Usually, natural immunity after infection is stronger than immunity from vaccination. Very often, for good immunity, you need to be vaccinated, and then also do revaccination. That is, the effect will not be the first time.
So why don't we get immunity naturally?
Because you can die from certain diseases, and the price of such immunity will be too high.
It would be foolish to try to get pneumococcal disease to get immunity to pneumococcus.
Having recovered from, for example, rubella during pregnancy, they easily lose the child.
Hepatitis B virus is very easy to get infected and then it is just as easy to get liver cancer from it.

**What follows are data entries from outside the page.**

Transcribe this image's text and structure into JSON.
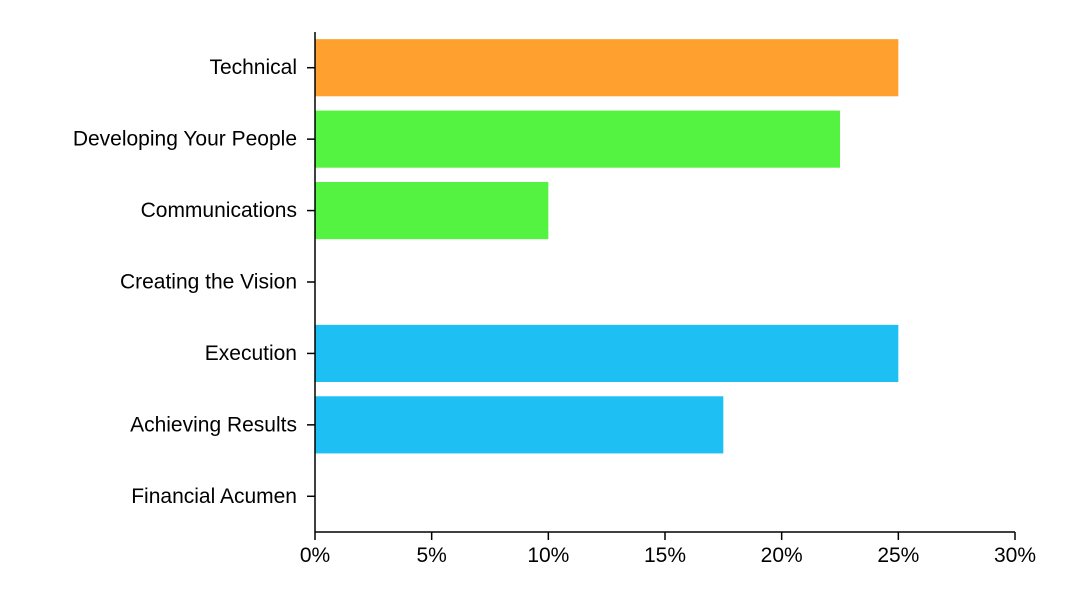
{
  "chart_data": {
    "type": "bar",
    "orientation": "horizontal",
    "categories": [
      "Technical",
      "Developing Your People",
      "Communications",
      "Creating the Vision",
      "Execution",
      "Achieving Results",
      "Financial Acumen"
    ],
    "values": [
      25,
      22.5,
      10,
      0,
      25,
      17.5,
      0
    ],
    "bar_colors": [
      "#ffa02f",
      "#55f341",
      "#55f341",
      "#55f341",
      "#1ec0f4",
      "#1ec0f4",
      "#1ec0f4"
    ],
    "x_ticks": [
      0,
      5,
      10,
      15,
      20,
      25,
      30
    ],
    "x_tick_labels": [
      "0%",
      "5%",
      "10%",
      "15%",
      "20%",
      "25%",
      "30%"
    ],
    "xlim": [
      0,
      30
    ],
    "title": "",
    "xlabel": "",
    "ylabel": "",
    "grid": false,
    "legend": "none"
  }
}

I love the measles example. Measles vaccine causes severe allergic reactions in about one in a million. Moreover, if you do not get vaccinated and get sick with measles it is good with symptoms, then the probability of dying approaches one case in 500. Do you feel the difference?

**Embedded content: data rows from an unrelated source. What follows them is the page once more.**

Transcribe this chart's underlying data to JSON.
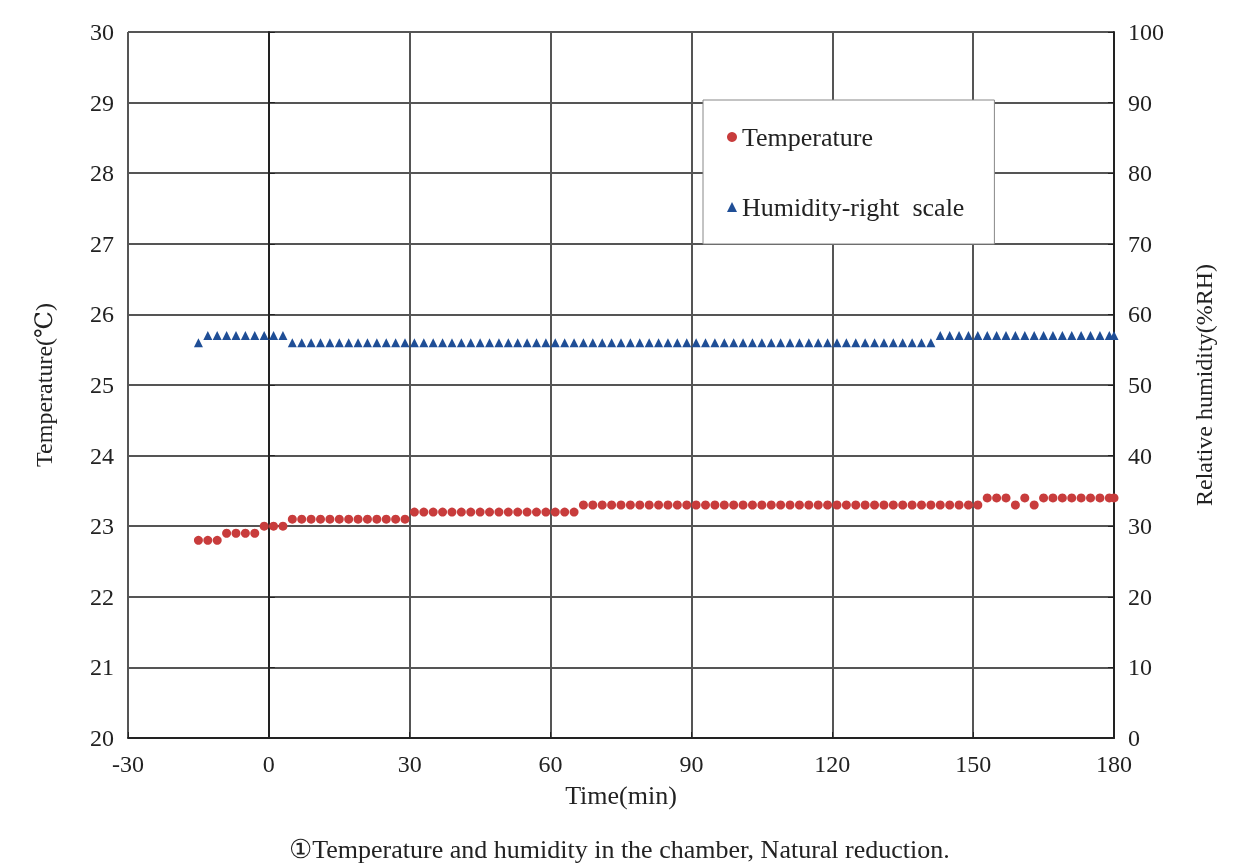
{
  "chart_data": {
    "type": "scatter",
    "xlabel": "Time(min)",
    "ylabel": "Temperature(℃)",
    "y2label": "Relative humidity(%RH)",
    "annotations": [
      "①Temperature and humidity in the chamber, Natural reduction."
    ],
    "x": [
      -15,
      -13,
      -11,
      -9,
      -7,
      -5,
      -3,
      -1,
      1,
      3,
      5,
      7,
      9,
      11,
      13,
      15,
      17,
      19,
      21,
      23,
      25,
      27,
      29,
      31,
      33,
      35,
      37,
      39,
      41,
      43,
      45,
      47,
      49,
      51,
      53,
      55,
      57,
      59,
      61,
      63,
      65,
      67,
      69,
      71,
      73,
      75,
      77,
      79,
      81,
      83,
      85,
      87,
      89,
      91,
      93,
      95,
      97,
      99,
      101,
      103,
      105,
      107,
      109,
      111,
      113,
      115,
      117,
      119,
      121,
      123,
      125,
      127,
      129,
      131,
      133,
      135,
      137,
      139,
      141,
      143,
      145,
      147,
      149,
      151,
      153,
      155,
      157,
      159,
      161,
      163,
      165,
      167,
      169,
      171,
      173,
      175,
      177,
      179,
      180
    ],
    "series": [
      {
        "name": "Temperature",
        "color": "#c83c3c",
        "marker": "circle",
        "values": [
          22.8,
          22.8,
          22.8,
          22.9,
          22.9,
          22.9,
          22.9,
          23.0,
          23.0,
          23.0,
          23.1,
          23.1,
          23.1,
          23.1,
          23.1,
          23.1,
          23.1,
          23.1,
          23.1,
          23.1,
          23.1,
          23.1,
          23.1,
          23.2,
          23.2,
          23.2,
          23.2,
          23.2,
          23.2,
          23.2,
          23.2,
          23.2,
          23.2,
          23.2,
          23.2,
          23.2,
          23.2,
          23.2,
          23.2,
          23.2,
          23.2,
          23.3,
          23.3,
          23.3,
          23.3,
          23.3,
          23.3,
          23.3,
          23.3,
          23.3,
          23.3,
          23.3,
          23.3,
          23.3,
          23.3,
          23.3,
          23.3,
          23.3,
          23.3,
          23.3,
          23.3,
          23.3,
          23.3,
          23.3,
          23.3,
          23.3,
          23.3,
          23.3,
          23.3,
          23.3,
          23.3,
          23.3,
          23.3,
          23.3,
          23.3,
          23.3,
          23.3,
          23.3,
          23.3,
          23.3,
          23.3,
          23.3,
          23.3,
          23.3,
          23.4,
          23.4,
          23.4,
          23.3,
          23.4,
          23.3,
          23.4,
          23.4,
          23.4,
          23.4,
          23.4,
          23.4,
          23.4,
          23.4,
          23.4
        ]
      },
      {
        "name": "Humidity-right  scale",
        "color": "#1f4e96",
        "marker": "triangle",
        "axis": "y2",
        "values": [
          56,
          57,
          57,
          57,
          57,
          57,
          57,
          57,
          57,
          57,
          56,
          56,
          56,
          56,
          56,
          56,
          56,
          56,
          56,
          56,
          56,
          56,
          56,
          56,
          56,
          56,
          56,
          56,
          56,
          56,
          56,
          56,
          56,
          56,
          56,
          56,
          56,
          56,
          56,
          56,
          56,
          56,
          56,
          56,
          56,
          56,
          56,
          56,
          56,
          56,
          56,
          56,
          56,
          56,
          56,
          56,
          56,
          56,
          56,
          56,
          56,
          56,
          56,
          56,
          56,
          56,
          56,
          56,
          56,
          56,
          56,
          56,
          56,
          56,
          56,
          56,
          56,
          56,
          56,
          57,
          57,
          57,
          57,
          57,
          57,
          57,
          57,
          57,
          57,
          57,
          57,
          57,
          57,
          57,
          57,
          57,
          57,
          57,
          57
        ]
      }
    ],
    "xlim": [
      -30,
      180
    ],
    "xticks": [
      -30,
      0,
      30,
      60,
      90,
      120,
      150,
      180
    ],
    "ylim": [
      20,
      30
    ],
    "yticks": [
      20,
      21,
      22,
      23,
      24,
      25,
      26,
      27,
      28,
      29,
      30
    ],
    "y2lim": [
      0,
      100
    ],
    "y2ticks": [
      0,
      10,
      20,
      30,
      40,
      50,
      60,
      70,
      80,
      90,
      100
    ],
    "grid": true,
    "legend": "top right"
  }
}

When is the vaccine better
This also happens. The human papillomavirus vaccine causes the immune system to churn out much more antibodies than the infection itself.
In young children, immunity against Haemophilus influenzae and pneumococcus is poorly developed. The child's body cannot properly digest the shell of these microbes, therefore, after an infection, vaccination is still needed.

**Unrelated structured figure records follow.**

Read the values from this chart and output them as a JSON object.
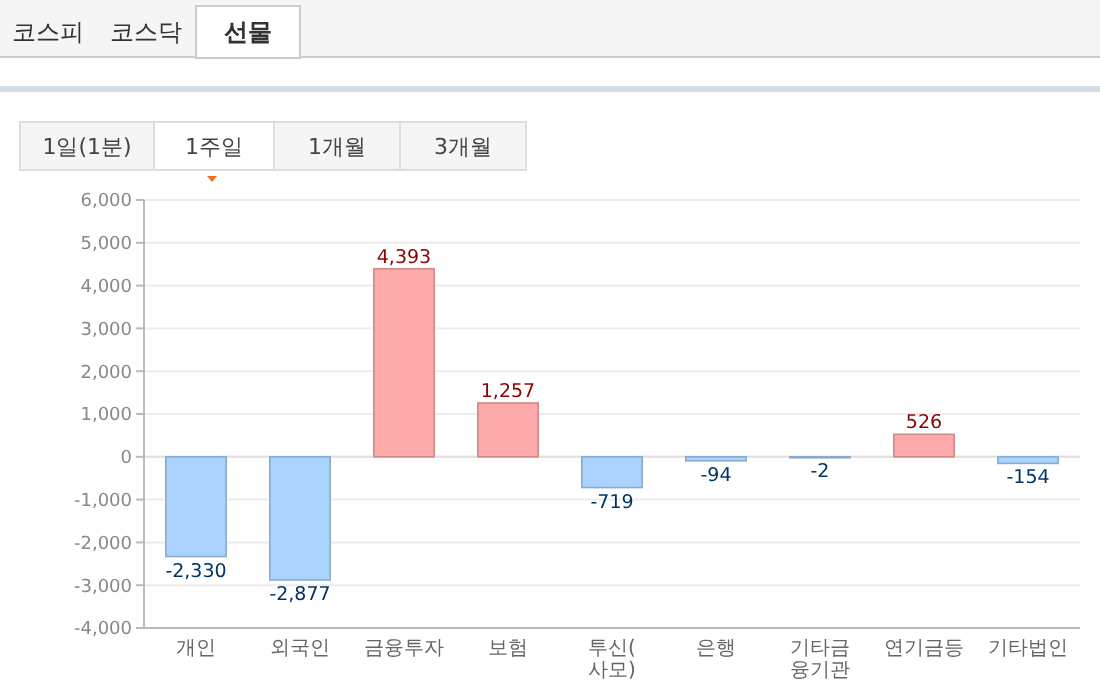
{
  "chart_data": {
    "type": "bar",
    "annotations": [
      "코스피",
      "코스닥",
      "선물",
      "1일(1분)",
      "1주일",
      "1개월",
      "3개월"
    ],
    "categories": [
      "개인",
      "외국인",
      "금융투자",
      "보험",
      "투신(사모)",
      "은행",
      "기타금융기관",
      "연기금등",
      "기타법인"
    ],
    "values": [
      -2330,
      -2877,
      4393,
      1257,
      -719,
      -94,
      -2,
      526,
      -154
    ],
    "colors": [
      "#aad4ff",
      "#aad4ff",
      "#ffaaaa",
      "#ffaaaa",
      "#aad4ff",
      "#aad4ff",
      "#aad4ff",
      "#ffaaaa",
      "#aad4ff"
    ],
    "ylim": [
      -4000,
      6000
    ],
    "yticks": [
      {
        "value": -4000,
        "label": "-4,000"
      },
      {
        "value": -3000,
        "label": "-3,000"
      },
      {
        "value": -2000,
        "label": "-2,000"
      },
      {
        "value": -1000,
        "label": "-1,000"
      },
      0,
      {
        "value": 1000,
        "label": "1,000"
      },
      {
        "value": 2000,
        "label": "2,000"
      },
      {
        "value": 3000,
        "label": "3,000"
      },
      {
        "value": 4000,
        "label": "4,000"
      },
      {
        "value": 5000,
        "label": "5,000"
      },
      {
        "value": 6000,
        "label": "6,000"
      }
    ],
    "value_labels": [
      "-2,330",
      "-2,877",
      "4,393",
      "1,257",
      "-719",
      "-94",
      "-2",
      "526",
      "-154"
    ],
    "grid": "y"
  }
}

A similar story happens with the tetanus vaccine. Even microscopic amounts of tetanus toxin can cause disease, but this is not enough for lifelong immunity.
Plus, vaccines contain adjuvants that are abused by everyone. These are special additives that slip the vaccine into the immune system in the most beneficial form and for a long time. This gives our body a clear target for the immune response and time to build up antibodies.
Don't try to dodge and cheat with vaccines. Without them, you are at great risk.